Seizures of the most common meth precursors, burdened by import and export controls that force drug gangs to get their hands on much of what they need on the black market, have crashed across Southeast Asia in recent years. The UNODC suspects that means the groups have switched to making those precursors themselves from other chemicals, or pre-precursors, that are not controlled.
The new report says authorities in the region seized a number of these other chemicals last year and into 2022 either at or on the way to suspected lab sites.
Douglas said pre-precursors “make an already complex situation more difficult.”
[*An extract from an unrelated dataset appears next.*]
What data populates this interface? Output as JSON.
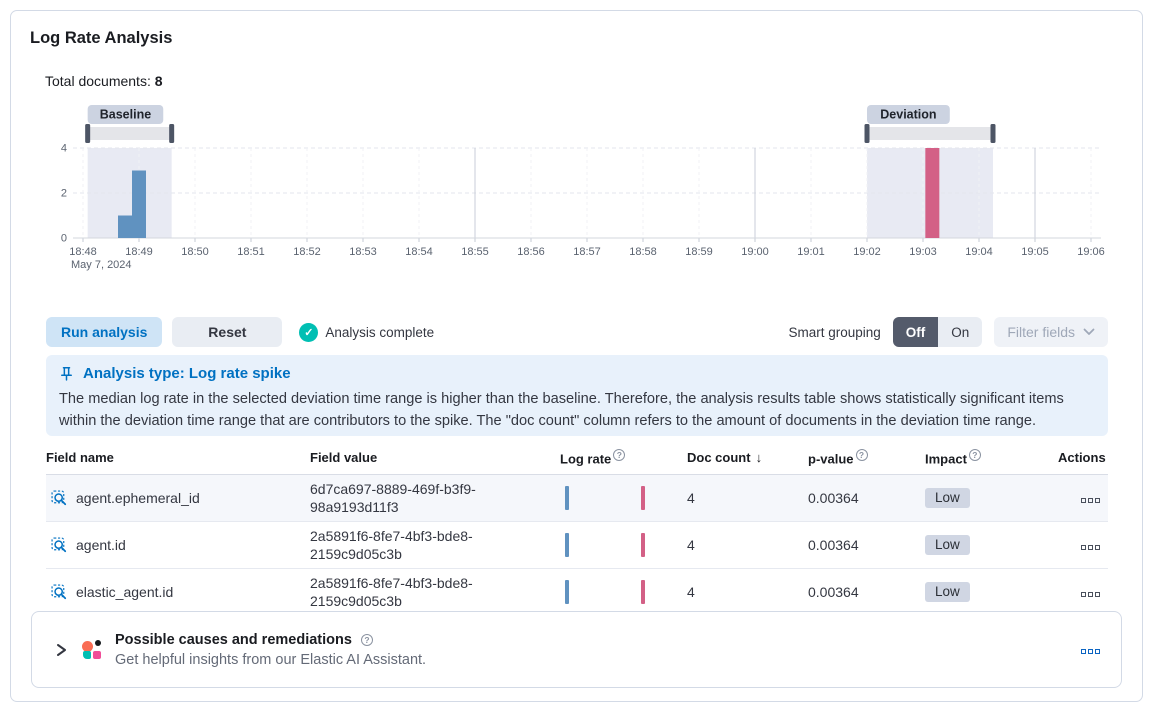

The U.N. and others are working with local authorities to highlight the problem and help them share intelligence on where and when those chemicals are moving, he added, while talks at the global level on controlling their shipment are also underway.
The report also notes the spread of meth from Myanmar westward into northern India, Middle Eastern drug gangs now using Malaysia as a steppingstone for amphetamine shipments, and illicit ketamine producers setting up shop in Cambodia.
Douglas said Southeast Asia’s drug gangs “have all the ingredients in place that they need to continue to grow,” and will do so unless local authorities themselves adapt.
“The scale and reach of the methamphetamine and synthetic drug trade in East and Southeast Asia is staggering,” he said, “and yet it can continue to expand if the region does not change approach and address the root causes that have allowed it to get to this point, including governance in the Golden Triangle and market demand.”